[Issue 15110] pragma(inline) rarely works how I want it to
via Digitalmars-d-bugs
digitalmars-d-bugs at puremagic.com
Sat Oct 3 16:55:25 PDT 2015
https://issues.dlang.org/show_bug.cgi?id=15110
--- Comment #6 from Manu <turkeyman at gmail.com> ---
There are cases where it should be valid to fail inlining, but shouldn't be an
error.
For instance, if I take the address of the function, that kinda implies it
needs to emit an instance of the function... I shouldn't need to duplicate the
function just because I take a function pointer in some situation.
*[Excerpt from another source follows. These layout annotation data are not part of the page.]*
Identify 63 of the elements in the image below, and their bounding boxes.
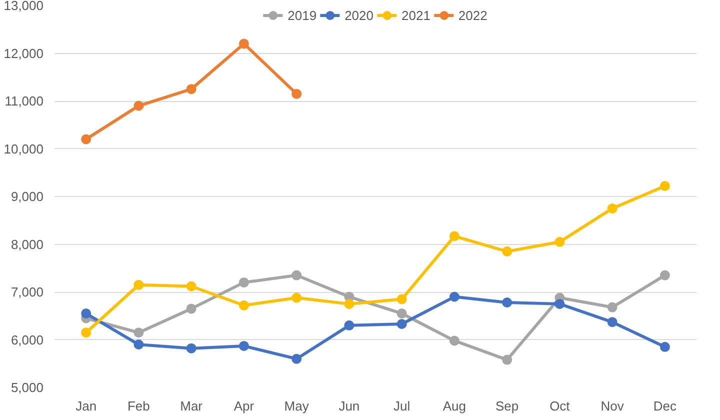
point [502, 354, 512, 365]
point [344, 320, 354, 330]
point [81, 134, 92, 144]
legend-label: 2019 [288, 8, 317, 22]
point [134, 100, 144, 111]
point [134, 328, 144, 338]
point [502, 246, 512, 256]
point [238, 277, 249, 288]
x-tick-label: May [284, 398, 310, 414]
y-tick-label: 5,000 [10, 380, 44, 395]
point [238, 300, 249, 310]
x-tick-label: Jan [76, 398, 97, 414]
point [502, 298, 512, 308]
x-tick-label: Aug [442, 398, 466, 414]
point [292, 354, 302, 364]
point [449, 231, 460, 242]
point [238, 38, 249, 49]
point [292, 270, 302, 280]
x-tick-label: Oct [550, 398, 570, 414]
point [554, 236, 565, 247]
point [238, 340, 249, 351]
point [396, 294, 407, 304]
x-tick-label: Feb [127, 398, 150, 414]
point [607, 317, 618, 328]
point [81, 328, 92, 338]
y-tick-label: 9,000 [10, 189, 44, 204]
y-tick-label: 13,000 [4, 0, 44, 13]
point [396, 319, 407, 329]
y-tick-label: 7,000 [10, 284, 44, 300]
point [449, 292, 460, 302]
point [607, 203, 618, 214]
y-tick-label: 6,000 [10, 332, 44, 348]
point [186, 304, 196, 314]
x-tick-label: Jul [394, 398, 410, 414]
x-tick-label: Apr [234, 398, 255, 414]
x-tick-label: Sep [495, 398, 519, 414]
x-tick-label: Nov [600, 398, 624, 414]
point [660, 270, 670, 280]
point [607, 302, 618, 312]
point [660, 342, 670, 352]
y-tick-label: 11,000 [4, 94, 44, 108]
legend-label: 2022 [458, 8, 488, 22]
y-tick-label: 12,000 [4, 46, 44, 61]
point [134, 340, 144, 350]
legend-label: 2020 [344, 8, 374, 22]
x-tick-label: Dec [653, 398, 677, 414]
point [554, 298, 565, 309]
point [396, 308, 407, 318]
point [186, 343, 196, 354]
x-tick-label: Jun [338, 398, 360, 414]
y-tick-label: 10,000 [4, 141, 44, 156]
point [134, 280, 144, 290]
point [292, 292, 302, 303]
y-tick-label: 8,000 [10, 236, 44, 252]
point [449, 336, 460, 346]
legend-label: 2021 [402, 8, 430, 22]
point [660, 181, 670, 191]
point [292, 88, 302, 99]
x-tick-label: Mar [180, 398, 204, 414]
point [186, 281, 196, 292]
point [186, 84, 196, 94]
point [344, 298, 354, 309]
point [81, 308, 92, 318]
Another problem is that it's difficult to make all compilers inline with
exactly the same behaviour, and what might work fine in one doesn't work in the
other. I don't believe it's reasonable for this to emit a compile error when
behaviour is different between compilers. You can't reliably build code
anymore.
It should just be a warning. The user needs to know when it doesn't inline, and
they can then take appropriate action, but it shouldn't stop the program from
compiling. That's highly annoying, it may create mutual-exclusions with other
configurations where it works fine. It may very well be a niche configuration
where it doesn't work (probably, since inhibitors would be addressed in the
main configuration). There's no value in making it an error, it's only
annoying, and results in code that's almost certainly brittle, since you have
no idea whether your code will compile without errors unless you test every
possible configuration.
__forceinline/__attribute__((always_inline)). The behaviour is the same; it's a
warning when inlining fails, and it would be extremely inconvenient (to the
point of the feature being virtually useless) if it didn't behave this way.